I suspect the conservative response might be just because the lamentation priests in Hellenistic Uruk can lie and falsify details to give credence to their own position, does not mean the Biblical authors need to.
I’m sympathetic to ancient literary genres because the Gospels as bios allows a lot of flexibility. So even if material is creative about Jesus, we tend to believe it captures the substance and gist of who Jesus was and things he said a did. For example, the Gospel of John reframes things around the divinity of Jesus but there is nothing he says in regards to this that is not found in the Synoptics.

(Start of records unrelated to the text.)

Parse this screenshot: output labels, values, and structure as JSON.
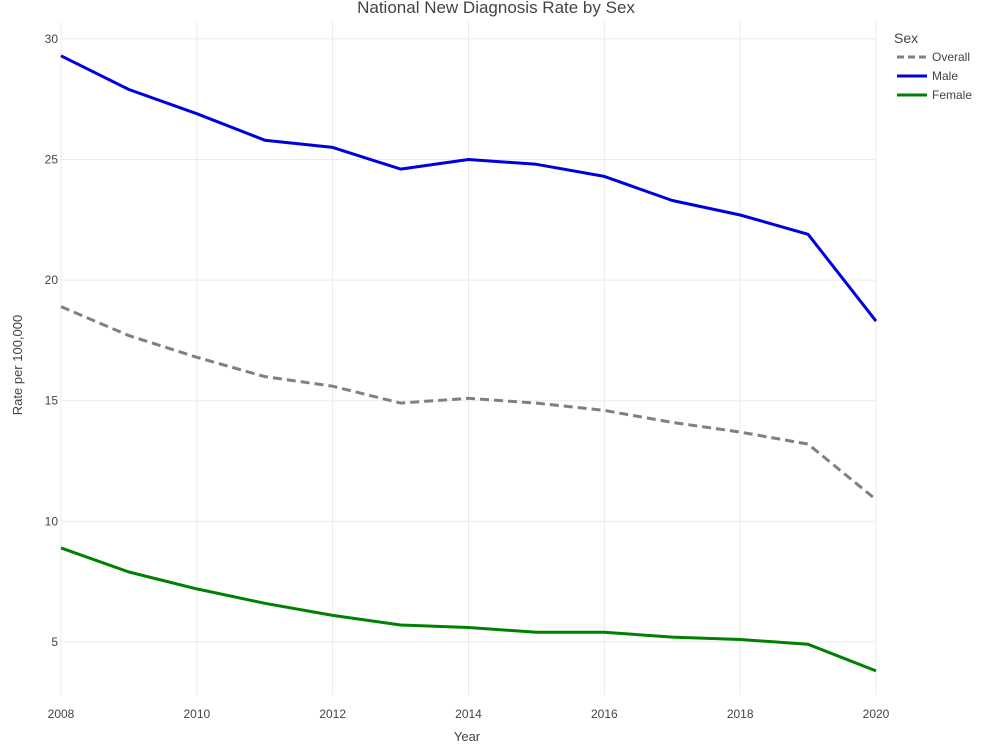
{
  "chart_data": {
    "type": "line",
    "title": "National New Diagnosis Rate by Sex",
    "xlabel": "Year",
    "ylabel": "Rate per 100,000",
    "x": [
      2008,
      2009,
      2010,
      2011,
      2012,
      2013,
      2014,
      2015,
      2016,
      2017,
      2018,
      2019,
      2020
    ],
    "xlim": [
      2008,
      2020
    ],
    "ylim": [
      2.8,
      30.7
    ],
    "x_ticks": [
      "2008",
      "2010",
      "2012",
      "2014",
      "2016",
      "2018",
      "2020"
    ],
    "y_ticks": [
      "5",
      "10",
      "15",
      "20",
      "25",
      "30"
    ],
    "grid": true,
    "legend": {
      "title": "Sex",
      "placement": "top-right"
    },
    "series": [
      {
        "name": "Overall",
        "color": "#808080",
        "dash": "dashed",
        "values": [
          18.9,
          17.7,
          16.8,
          16.0,
          15.6,
          14.9,
          15.1,
          14.9,
          14.6,
          14.1,
          13.7,
          13.2,
          10.9
        ]
      },
      {
        "name": "Male",
        "color": "#0000dd",
        "dash": "solid",
        "values": [
          29.3,
          27.9,
          26.9,
          25.8,
          25.5,
          24.6,
          25.0,
          24.8,
          24.3,
          23.3,
          22.7,
          21.9,
          18.3
        ]
      },
      {
        "name": "Female",
        "color": "#008000",
        "dash": "solid",
        "values": [
          8.9,
          7.9,
          7.2,
          6.6,
          6.1,
          5.7,
          5.6,
          5.4,
          5.4,
          5.2,
          5.1,
          4.9,
          3.8
        ]
      }
    ]
  }
}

What is the gist or substance of making ancient Jewish people to have super long life spans and for the text to say God curbed them when neither is true? I realize these aren’t ancient bios but I just think more needs to be done to establish the central point.
Walton writes:
Studies indicate that in such cases, the long ages are intended to make a point about the utopian nature of the primeval past, contrasted to the nature of the present.
I can jump on board but doesn’t this require a literal Adam and Eve? When was earth ever utopian without predators, sickness, disease, natural disasters, etc, outside a special sacred space God created for the first to ensouled individuals?
It not, it’s hard to see how this isn’t just fictional designed to bolster one’s own status that depends on other fictional stories that never happened. I say that still seeing no reason to believe ancient authors didn’t think these ages were literally true. That some people were shuffled by later authors hardly demonstrates anything close to this. This is a plan and simple harmonization—which again—is fine if our presuppositions lead us here. But I feel we should be more transparent and state this as what it is.